What was very apparent, was large Stelvio groups were just not practicable and consequently sub groups were formed which ran their own trips over the following years. The Toad Group probably being the most notable and steadfast to the cause of all the splinter groups.
Toadsters have developed these trips in somewhat of an art-form and have always kept to 'the mountain passes, where the roads are twisty’ as the key theme but have broken away from the Stelvio Pass to pastures-new, to add variety.
This has included a re enactment of the Mille Miglia, culminating in a run though Rome city centre, the Italian Job, trips to the Milau Bridge, Nice, the GrossGlockner pass in Austria and to the Pyrenees.
The early trips where based on route books and as Sat Nav became more and more reliable, TomTom became the work horse from a navigation standpoint.
All the Stelvio runs have been Hotel based every night, so a wide catalogue of Trip Hotels has been developed over the years from the cheap but comfortable to the medium priced and very comfortable, all with good car parking facilities and a well stocked bar.

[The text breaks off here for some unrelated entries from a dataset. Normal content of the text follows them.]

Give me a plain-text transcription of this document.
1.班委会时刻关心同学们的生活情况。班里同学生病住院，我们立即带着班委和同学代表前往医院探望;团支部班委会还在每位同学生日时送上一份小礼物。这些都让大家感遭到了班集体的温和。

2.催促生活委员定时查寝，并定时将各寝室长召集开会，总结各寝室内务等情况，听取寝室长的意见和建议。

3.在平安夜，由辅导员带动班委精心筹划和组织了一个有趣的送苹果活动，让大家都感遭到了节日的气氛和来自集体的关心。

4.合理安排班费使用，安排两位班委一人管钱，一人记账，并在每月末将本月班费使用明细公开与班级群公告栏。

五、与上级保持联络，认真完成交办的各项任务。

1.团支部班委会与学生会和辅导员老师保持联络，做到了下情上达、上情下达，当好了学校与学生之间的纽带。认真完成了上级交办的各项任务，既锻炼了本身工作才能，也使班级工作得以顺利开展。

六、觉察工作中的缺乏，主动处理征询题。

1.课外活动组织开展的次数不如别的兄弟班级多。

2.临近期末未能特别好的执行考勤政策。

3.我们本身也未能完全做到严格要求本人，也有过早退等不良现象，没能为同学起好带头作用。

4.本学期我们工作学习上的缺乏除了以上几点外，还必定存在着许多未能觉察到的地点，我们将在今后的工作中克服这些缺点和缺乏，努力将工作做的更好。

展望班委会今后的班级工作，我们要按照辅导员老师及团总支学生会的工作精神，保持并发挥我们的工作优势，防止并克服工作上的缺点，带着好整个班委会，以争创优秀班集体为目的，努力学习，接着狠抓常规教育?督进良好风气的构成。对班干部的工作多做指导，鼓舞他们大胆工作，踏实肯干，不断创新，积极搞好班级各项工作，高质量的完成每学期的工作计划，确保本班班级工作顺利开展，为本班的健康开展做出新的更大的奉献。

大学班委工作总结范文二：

So what contributes to the magic and allure of the Stelvio trips. Certainly the cars, the roads, the scenery and, in the main, blue sky Alpine days but what makes them truly memorable are the friends and comradery that are built up over that short week. People from completely different backgrounds, all with the passion for Lotus and driving, will become life long friends. There are few activities I have experienced in my life that bring people together in such a way.